Further details in relation to overseas shareholders are included in the Scheme Document.

Notice to US investors in Tungsten

The Revised Kofax Offer relates to the shares of an English company and is being made by means of a scheme of arrangement provided for under English company law. A transaction effected by means of a scheme of arrangement is not subject to the tender offer or proxy solicitation rules under the US Exchange Act of 1934. Accordingly, the Revised Kofax Offer is subject to the disclosure requirements and practices applicable in the UK to schemes of arrangement which differ from the disclosure requirements of the US tender offer and proxy solicitation rules. The financial information included in this announcement has been prepared in accordance with generally accepted accounting principles of the United Kingdom and thus may not be comparable to financial information of US companies or companies whose financial statements are prepared in accordance with generally accepted accounting principles in the United States.

If, in the future, Bidco exercises its right to implement the Revised Kofax Offer by way of an Offer, which is to be made into the United States, such Offer will be made in compliance with the applicable US laws and regulations.

It may be difficult for US holders of Tungsten Shares to enforce their rights and any claim arising out of the US federal laws, since Bidco and Tungsten are located in a non-US jurisdiction, and some or all of their officers and directors may be residents of a non-US jurisdiction. US holders of Tungsten Shares may not be able to sue a non-US company or its officers or directors in a non-US court for violations of the US securities laws. Further, it may be difficult to compel a non-US company and its affiliates to subject themselves to a US court's judgement.

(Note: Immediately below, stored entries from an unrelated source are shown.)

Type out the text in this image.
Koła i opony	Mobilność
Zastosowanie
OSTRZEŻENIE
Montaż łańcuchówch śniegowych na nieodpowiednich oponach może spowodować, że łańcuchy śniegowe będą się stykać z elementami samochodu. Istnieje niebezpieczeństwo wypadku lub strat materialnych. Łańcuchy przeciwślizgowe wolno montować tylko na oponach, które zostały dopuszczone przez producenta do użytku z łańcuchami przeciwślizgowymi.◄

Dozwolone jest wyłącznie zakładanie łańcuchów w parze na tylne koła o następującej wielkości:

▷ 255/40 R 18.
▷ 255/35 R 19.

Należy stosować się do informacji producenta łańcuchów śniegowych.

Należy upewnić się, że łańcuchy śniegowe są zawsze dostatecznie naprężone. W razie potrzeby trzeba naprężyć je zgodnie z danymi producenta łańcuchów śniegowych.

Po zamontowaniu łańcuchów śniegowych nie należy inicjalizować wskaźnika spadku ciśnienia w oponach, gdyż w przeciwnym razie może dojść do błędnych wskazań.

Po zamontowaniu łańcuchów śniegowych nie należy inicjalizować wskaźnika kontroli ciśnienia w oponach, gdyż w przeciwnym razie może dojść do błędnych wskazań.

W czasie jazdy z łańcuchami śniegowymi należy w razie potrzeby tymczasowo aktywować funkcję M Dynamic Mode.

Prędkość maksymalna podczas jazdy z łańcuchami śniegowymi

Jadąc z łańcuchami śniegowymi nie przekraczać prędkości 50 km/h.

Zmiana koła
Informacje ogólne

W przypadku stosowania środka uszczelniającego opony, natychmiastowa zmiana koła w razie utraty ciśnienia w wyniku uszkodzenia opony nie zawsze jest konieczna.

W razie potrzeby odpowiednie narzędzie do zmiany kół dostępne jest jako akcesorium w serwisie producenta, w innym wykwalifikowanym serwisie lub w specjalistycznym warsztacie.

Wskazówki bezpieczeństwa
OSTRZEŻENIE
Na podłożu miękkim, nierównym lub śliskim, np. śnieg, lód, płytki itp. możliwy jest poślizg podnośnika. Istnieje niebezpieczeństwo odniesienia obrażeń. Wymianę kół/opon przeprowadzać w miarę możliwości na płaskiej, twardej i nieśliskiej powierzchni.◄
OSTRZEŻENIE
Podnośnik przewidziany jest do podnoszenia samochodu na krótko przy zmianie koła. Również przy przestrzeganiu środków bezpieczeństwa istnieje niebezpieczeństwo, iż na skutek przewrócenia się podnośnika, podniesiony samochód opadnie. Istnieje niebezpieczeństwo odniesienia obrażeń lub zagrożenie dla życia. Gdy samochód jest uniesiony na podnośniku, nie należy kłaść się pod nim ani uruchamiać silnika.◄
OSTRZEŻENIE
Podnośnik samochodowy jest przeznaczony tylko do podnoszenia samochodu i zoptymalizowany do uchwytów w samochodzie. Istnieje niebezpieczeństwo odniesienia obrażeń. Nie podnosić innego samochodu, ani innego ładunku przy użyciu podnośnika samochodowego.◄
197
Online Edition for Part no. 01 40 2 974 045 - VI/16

To the extent permitted by applicable law, in accordance with normal UK market practice and pursuant to Rule 14e-5(b) of the US Exchange Act, Kofax, Thoma Bravo or their nominees, or their brokers (acting as agents), may from time to time make certain purchases of, or arrangements to purchase, Tungsten Shares outside of the US, other than pursuant to the Revised Kofax Offer, until the date on which the Revised Kofax Offer becomes effective, lapses or is otherwise withdrawn. These purchases may occur either in the open market at prevailing prices or in private transactions at negotiated prices.

US Tungsten Shareholders also should be aware that the transaction contemplated herein may have tax consequences in the US and, that such consequences, if any, are not described herein. US Tungsten Shareholders are urged to consult with legal, tax and financial advisers in connection with making a decision regarding this transaction.

Publication on a website

In accordance with Rule 26.1 of the Takeover Code, a copy of this announcement will be made available, subject to certain restrictions relating to persons resident in Restricted Jurisdictions, on Bidco's website at www.kofax.com/tungsten by no later than 12 noon (London time) on the Business Day following this announcement. For the avoidance of doubt, the content of this website is not incorporated by reference into and does not form part of this announcement.